PrintWeek
- Cover of the June/July 2023 issue
- Editor: Darryl Danielli
- Categories: Trade magazine
- Frequency: Fortnightly
- Founded: 1958
- Company: Mark Allen Group
- Country: United Kingdom
- Based in: London
- Language: English
- Website: www.printweek.com

= PrintWeek =

British trade journal

PrintWeek is a UK print-related magazine and website. It covers print industry-specific subject matter, particularly the equipment and business sides of the sector. The fortnightly magazine focuses on industry news and printing equipment, and it also produces daily newspapers for industry exhibitions and runs its own awards. It also produces a range of supplements including the Top 500, listing the best performing companies in the sector and Buyers' guide, cataloguing the products available. It was originally called Litho Week.

==History and profile==
PrintWeek was started in 1958. The title is published by Mark Allen Group which acquired it in April 2013. Then the frequency of the magazine was changed to fortnightly.

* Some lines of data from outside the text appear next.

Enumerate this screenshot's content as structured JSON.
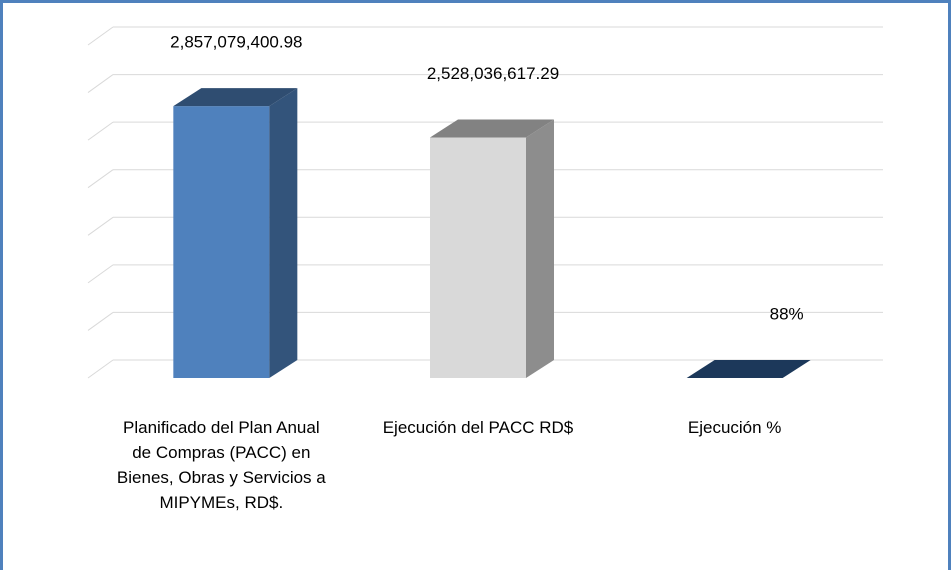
{
  "chart_data": {
    "type": "bar3d",
    "categories": [
      "Planificado del Plan Anual de Compras (PACC) en Bienes, Obras y Servicios a MIPYMEs, RD$.",
      "Ejecución del PACC RD$",
      "Ejecución %"
    ],
    "values": [
      2857079400.98,
      2528036617.29,
      88
    ],
    "value_labels": [
      "2,857,079,400.98",
      "2,528,036,617.29",
      "88%"
    ],
    "colors": [
      "#4f81bd",
      "#d9d9d9",
      "#2f5e96"
    ],
    "ylim": [
      0,
      3500000000
    ],
    "yticks": [
      0,
      500000000,
      1000000000,
      1500000000,
      2000000000,
      2500000000,
      3000000000,
      3500000000
    ],
    "grid": true
  }
}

It was published on a weekly basis until that date. The headquarters is in south east London.

PrintWeek has as well a number of international sister magazines including PrintWeek India, PrintWeek MEA as well as the German magazine Druck & Medien and ProPrint in Australia. The PrintWeek website also has a large international audience while in the UK accounts for 80% of traffic in its market.